Dia de qual Portugal?
Enchemos o peito de orgulho, respiramos fundo e cantamos em voz alta o hino da nação, especialmente quando se trata de apoiar a seleção nacional de futebol. No 10 de junho, somos todos Portugal. Somos ‘heróis do mar, nobre povo, nação valente, imortal’. Fazemos “milagres”, de que tantas vezes fala o Presidente da República, conseguimos algum “crescimento”, como tantas outras vezes faz questão de lembrar o primeiro-ministro. Mas, estaremos nós, enquanto povo e representado pelas elites, a fazer o suficiente por Portugal? Que legado queremos deixar aos nossos filhos, aos nossos netos?
Cada português reside na sua bolha, mas todos têm em comum o facto de viverem num país cada vez mais a duas velocidades. Do alto do Castelo de São Jorge, em Lisboa, ou do alto da Torre dos Clérigos, no Porto, apreciamos as ruas, de novo, cheias de turismo, de consumo, de negócio. Se olharmos mais ao longe, até onde a vista alcança, encontramos aqui e ali centros de competências plenos de conhecimento, de alta tecnologia e inteligência artificial. Mais acolá, o olhar cruza-se com várias prédios modernos e espelhados que acolhem empresas escola e de excelência, estruturas de universidades que constam nos melhores rankings internacionais, centros de investigação que dão cartas no mundo. Mas, se descermos os degraus, mesmo até cá abaixo, deparamo-nos com um outro país. O Portugal pobre, de baixos rendimentos, muitas pensões de sobrevivência e com ruas e bancos de jardim cheios de velhos. E o que lhes sobra em sabedoria, falta-lhes em esperança.
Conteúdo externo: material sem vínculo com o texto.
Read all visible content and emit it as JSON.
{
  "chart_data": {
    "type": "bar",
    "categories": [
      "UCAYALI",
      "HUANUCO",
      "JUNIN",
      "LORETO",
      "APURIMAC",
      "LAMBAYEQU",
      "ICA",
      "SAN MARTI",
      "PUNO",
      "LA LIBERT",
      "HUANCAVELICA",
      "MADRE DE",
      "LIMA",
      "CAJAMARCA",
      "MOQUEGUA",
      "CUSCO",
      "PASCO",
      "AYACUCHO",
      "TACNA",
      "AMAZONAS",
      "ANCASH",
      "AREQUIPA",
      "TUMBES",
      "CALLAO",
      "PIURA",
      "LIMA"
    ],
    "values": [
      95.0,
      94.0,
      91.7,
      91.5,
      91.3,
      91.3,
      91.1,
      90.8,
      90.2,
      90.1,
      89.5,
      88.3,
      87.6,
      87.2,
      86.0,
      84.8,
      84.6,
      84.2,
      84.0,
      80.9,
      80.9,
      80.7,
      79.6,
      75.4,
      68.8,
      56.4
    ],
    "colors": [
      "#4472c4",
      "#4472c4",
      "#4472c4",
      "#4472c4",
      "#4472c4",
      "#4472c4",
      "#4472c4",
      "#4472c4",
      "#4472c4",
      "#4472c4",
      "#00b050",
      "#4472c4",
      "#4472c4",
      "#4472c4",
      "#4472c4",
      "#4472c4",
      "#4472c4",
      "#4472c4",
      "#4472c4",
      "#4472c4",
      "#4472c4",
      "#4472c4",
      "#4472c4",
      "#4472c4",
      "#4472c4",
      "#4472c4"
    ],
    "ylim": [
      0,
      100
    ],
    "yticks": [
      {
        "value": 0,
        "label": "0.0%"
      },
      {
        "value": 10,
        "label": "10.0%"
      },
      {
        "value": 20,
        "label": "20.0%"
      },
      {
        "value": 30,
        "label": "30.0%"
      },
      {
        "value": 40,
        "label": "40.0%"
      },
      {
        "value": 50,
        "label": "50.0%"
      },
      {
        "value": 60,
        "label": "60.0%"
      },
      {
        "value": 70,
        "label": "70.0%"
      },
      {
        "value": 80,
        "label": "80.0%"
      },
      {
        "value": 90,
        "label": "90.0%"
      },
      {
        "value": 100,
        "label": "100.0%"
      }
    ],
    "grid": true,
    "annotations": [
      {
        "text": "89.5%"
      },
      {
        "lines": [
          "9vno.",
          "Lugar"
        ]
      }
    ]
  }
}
Nasci no ano da Revolução dos Cravos e muitos foram os progressos até chegarmos aqui, reconheço. O país está mais moderno e infraestruturado do que em 1974. Mas estudar e trabalhar não significa necessariamente, para toda a minha geração ou para todos os portugueses, ter melhores condições de vida, mais oportunidades de carreira profissional nem que a educação funciona enquanto elevador social. Estará o botão avariado? É possível. E não há quem o repare. Faltam técnicos disponíveis para trabalhar, muitos emigraram por serem mais bem pagos lá fora. E até muitos doutores e engenheiros, em quem o país investe tantos milhões através do orçamento para a Educação e Ensino Superior, não querem cá ficar. Motivo principal: paga-se salário a menos e impostos a mais. Enquanto esta realidade não se alterar, devemos refletir sobre a última estrofe do hino: ‘Às armas, às armas, pela pátria lutar, contra os canhões marchar, marchar’!